At breakfast next morning at his hotel in Edgartown, he was chatting to fellow-guests in a cheerful mood as he looked forward to watching the regatta. Suddenly two lawyers arrived and took him to his room, where a lot of shouting could be heard, and soon afterwards they all left in a hurry, Kennedy looking totally devastated. It was obviously the first he'd heard of the death of the young secretary Mary Jo Kopechne, whom he had escorted away from a party at a nearby cottage the night before.

In a state of panic, the lawyers unwisely coached him to make a damage-limiting claim that he had caused the accident, and then gallantly struggled to save the girl. But there was never a less convincing liar than Kennedy, and he would have been wiser to stick to the truth - that he had parked in the forest, to be alone with Mary Jo, but was approached by the local cop who wondered if he was lost. He then roared off at high speed, so as not to be caught in a compromising position, before handing the car over to Mary Jo. And it was that normally teetotal secretary, after a few drinks, who found the large Oldsmobile hard to handle, and made the fatal wrong turn.

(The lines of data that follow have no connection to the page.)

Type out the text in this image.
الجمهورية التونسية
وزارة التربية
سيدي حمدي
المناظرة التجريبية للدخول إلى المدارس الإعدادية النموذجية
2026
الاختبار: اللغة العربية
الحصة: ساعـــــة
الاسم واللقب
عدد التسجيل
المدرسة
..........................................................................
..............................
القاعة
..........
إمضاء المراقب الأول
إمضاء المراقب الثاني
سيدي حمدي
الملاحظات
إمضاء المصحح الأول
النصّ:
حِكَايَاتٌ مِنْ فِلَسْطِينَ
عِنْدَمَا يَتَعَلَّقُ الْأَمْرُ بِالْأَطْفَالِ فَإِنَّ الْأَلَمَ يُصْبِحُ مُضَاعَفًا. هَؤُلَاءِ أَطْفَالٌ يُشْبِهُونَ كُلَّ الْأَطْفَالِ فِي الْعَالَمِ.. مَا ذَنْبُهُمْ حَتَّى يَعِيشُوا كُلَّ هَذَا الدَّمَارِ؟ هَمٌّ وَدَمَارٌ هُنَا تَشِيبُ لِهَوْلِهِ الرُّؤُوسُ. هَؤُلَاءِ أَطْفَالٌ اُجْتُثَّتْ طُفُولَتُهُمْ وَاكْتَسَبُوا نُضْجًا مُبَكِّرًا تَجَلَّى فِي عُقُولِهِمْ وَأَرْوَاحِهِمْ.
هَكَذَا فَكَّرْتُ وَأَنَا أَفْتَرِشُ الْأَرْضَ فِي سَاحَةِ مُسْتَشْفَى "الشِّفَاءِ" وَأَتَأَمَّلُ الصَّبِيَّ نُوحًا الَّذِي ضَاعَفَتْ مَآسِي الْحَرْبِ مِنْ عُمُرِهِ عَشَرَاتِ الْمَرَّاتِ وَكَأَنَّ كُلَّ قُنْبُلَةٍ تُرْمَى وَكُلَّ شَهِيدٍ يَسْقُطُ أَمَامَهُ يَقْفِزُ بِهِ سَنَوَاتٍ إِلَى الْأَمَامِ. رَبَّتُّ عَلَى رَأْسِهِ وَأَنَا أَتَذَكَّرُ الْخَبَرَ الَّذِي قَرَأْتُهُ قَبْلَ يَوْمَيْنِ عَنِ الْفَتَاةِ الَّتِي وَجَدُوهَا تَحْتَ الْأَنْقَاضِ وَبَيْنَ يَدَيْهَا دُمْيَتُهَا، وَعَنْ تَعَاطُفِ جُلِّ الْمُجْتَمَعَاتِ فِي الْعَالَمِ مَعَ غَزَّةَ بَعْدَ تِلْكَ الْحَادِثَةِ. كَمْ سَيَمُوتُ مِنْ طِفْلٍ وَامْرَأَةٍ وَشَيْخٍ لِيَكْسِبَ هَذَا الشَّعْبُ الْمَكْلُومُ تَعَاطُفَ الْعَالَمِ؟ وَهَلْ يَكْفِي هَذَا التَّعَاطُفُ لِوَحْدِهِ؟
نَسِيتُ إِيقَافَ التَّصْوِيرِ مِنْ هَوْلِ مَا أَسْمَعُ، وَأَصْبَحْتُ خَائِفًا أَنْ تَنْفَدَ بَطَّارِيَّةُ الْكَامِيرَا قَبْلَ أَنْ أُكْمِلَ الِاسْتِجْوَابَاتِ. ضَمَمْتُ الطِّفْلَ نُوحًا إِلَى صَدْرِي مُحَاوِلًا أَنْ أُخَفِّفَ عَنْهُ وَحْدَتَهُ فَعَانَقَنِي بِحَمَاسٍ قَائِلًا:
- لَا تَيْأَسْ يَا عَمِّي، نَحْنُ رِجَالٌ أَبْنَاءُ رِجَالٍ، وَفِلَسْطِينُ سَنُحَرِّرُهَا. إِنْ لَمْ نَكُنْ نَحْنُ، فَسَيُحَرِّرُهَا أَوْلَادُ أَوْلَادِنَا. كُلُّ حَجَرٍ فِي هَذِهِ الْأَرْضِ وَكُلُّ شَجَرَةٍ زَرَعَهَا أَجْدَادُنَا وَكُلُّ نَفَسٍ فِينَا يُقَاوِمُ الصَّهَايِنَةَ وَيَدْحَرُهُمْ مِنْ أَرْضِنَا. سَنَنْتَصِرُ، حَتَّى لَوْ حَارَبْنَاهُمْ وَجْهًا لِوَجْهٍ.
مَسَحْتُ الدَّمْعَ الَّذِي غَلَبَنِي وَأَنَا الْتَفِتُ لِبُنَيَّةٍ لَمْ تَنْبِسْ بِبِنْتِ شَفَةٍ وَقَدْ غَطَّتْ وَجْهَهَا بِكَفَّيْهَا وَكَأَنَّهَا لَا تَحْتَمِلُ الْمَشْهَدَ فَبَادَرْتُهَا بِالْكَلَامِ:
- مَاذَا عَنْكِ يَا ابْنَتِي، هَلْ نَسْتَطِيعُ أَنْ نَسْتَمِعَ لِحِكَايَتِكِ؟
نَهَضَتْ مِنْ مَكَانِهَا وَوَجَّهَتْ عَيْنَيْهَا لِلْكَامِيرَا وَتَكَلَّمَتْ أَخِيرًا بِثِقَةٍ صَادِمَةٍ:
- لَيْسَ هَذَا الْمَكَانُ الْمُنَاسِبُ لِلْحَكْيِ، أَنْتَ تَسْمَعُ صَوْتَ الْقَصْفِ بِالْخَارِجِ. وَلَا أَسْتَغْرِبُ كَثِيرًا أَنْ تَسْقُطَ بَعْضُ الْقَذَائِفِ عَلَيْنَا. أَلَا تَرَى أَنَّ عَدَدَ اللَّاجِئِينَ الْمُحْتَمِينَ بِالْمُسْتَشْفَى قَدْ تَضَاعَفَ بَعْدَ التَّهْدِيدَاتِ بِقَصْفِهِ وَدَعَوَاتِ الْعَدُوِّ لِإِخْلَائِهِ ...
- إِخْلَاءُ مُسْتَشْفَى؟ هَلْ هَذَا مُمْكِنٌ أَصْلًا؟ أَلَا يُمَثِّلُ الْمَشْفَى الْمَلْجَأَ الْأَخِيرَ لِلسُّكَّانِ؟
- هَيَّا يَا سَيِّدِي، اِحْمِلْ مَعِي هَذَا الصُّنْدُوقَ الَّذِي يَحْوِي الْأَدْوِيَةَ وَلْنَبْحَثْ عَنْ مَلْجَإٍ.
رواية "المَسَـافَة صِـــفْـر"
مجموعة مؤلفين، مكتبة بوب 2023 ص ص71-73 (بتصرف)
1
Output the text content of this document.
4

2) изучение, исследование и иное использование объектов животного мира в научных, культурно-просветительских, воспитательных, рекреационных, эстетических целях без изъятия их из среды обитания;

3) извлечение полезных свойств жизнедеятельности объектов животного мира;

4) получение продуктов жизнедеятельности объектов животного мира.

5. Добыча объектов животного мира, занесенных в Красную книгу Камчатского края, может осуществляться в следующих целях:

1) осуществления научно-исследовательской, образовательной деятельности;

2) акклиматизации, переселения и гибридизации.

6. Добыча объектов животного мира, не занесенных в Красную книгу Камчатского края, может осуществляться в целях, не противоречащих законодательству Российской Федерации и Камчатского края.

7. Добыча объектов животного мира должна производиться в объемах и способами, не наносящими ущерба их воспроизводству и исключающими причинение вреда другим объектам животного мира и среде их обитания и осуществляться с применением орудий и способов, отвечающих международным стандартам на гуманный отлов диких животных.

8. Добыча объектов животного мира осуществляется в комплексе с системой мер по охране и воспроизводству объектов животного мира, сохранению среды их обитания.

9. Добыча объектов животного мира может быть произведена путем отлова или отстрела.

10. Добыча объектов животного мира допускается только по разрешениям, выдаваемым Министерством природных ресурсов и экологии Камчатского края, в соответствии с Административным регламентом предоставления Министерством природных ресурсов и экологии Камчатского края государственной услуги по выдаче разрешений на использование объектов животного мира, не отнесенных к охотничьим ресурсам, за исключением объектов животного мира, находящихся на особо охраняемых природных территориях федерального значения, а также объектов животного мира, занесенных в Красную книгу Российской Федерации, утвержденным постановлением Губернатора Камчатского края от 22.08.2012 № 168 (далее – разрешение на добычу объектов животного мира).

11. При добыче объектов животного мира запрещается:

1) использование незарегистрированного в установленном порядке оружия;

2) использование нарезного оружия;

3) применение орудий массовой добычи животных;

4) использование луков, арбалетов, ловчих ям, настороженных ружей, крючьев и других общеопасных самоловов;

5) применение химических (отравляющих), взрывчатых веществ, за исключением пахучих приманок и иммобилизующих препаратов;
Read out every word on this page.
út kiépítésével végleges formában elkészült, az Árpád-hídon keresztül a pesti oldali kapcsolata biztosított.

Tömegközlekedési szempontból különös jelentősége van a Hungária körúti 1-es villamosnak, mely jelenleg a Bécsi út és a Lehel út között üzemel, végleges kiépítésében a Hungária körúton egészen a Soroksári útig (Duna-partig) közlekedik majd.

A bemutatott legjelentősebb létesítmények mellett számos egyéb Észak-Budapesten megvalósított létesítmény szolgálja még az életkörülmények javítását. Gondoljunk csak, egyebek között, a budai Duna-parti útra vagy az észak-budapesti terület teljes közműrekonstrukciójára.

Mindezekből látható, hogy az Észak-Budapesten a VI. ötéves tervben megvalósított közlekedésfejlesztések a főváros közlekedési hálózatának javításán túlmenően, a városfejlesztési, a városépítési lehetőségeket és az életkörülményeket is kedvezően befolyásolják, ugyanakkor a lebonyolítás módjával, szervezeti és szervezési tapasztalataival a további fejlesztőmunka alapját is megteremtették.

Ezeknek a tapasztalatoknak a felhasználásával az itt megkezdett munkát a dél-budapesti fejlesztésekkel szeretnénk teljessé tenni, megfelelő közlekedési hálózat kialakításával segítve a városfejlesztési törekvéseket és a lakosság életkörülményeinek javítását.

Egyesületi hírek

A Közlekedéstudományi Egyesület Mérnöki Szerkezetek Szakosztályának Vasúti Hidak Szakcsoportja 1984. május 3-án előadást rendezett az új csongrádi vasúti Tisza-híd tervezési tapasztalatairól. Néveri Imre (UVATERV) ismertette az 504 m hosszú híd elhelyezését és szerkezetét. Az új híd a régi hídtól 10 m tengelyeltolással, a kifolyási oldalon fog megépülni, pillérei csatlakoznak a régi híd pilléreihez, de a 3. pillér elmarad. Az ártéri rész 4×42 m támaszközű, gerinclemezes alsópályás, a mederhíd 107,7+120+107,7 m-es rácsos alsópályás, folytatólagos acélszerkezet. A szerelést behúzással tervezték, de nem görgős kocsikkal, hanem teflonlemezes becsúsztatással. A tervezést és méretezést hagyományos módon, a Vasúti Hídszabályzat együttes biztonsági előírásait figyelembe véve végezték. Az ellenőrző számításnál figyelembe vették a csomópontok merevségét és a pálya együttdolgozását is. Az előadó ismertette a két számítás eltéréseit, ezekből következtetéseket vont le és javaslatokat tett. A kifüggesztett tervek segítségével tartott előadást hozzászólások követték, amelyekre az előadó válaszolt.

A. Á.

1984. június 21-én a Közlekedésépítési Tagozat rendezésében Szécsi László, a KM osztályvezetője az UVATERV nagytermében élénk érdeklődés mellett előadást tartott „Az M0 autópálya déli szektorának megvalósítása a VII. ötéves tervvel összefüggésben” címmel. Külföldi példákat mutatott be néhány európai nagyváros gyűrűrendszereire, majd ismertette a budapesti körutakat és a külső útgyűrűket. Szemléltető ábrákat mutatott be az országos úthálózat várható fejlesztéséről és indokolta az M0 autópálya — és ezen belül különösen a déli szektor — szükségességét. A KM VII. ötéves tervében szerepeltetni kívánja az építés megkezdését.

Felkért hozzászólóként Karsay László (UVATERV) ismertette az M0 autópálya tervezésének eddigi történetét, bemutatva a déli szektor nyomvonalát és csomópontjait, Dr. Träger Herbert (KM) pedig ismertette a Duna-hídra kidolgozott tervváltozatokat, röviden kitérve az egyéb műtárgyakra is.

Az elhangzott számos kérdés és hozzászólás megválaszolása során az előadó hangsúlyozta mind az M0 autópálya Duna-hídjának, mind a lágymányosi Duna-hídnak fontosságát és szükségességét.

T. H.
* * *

The subsequent cover-up, and Kennedy's various changes of story, are as transparent as they are nauseating. How could Kennedy not have reported the accident for ten hours if he had caused it? Why did Mary Jo leave her handbag at the party, if she was off to catch the ferry? At that rate, after drinking on-and-off through the day, why did Kennedy not get his chauffeur to do the driving, as he was present at the party? Was Mary Jo not due to spend the night at the cottage anyway? Even the tides in the bay do not tally with some of the timings given by the Kennedy team. His loyal wife Joan miscarried when she heard the news. His ailing father no longer wanted to live, and turned his face to the wall. Yet incredibly Teddy was voted back as senator for Massachusetts for the rest of his life.

If anyone can present this case with force and conviction, it is Ian Holm, a narrator so engaging and involving that you could believe he was the investigator who uncovered the plot single-handed.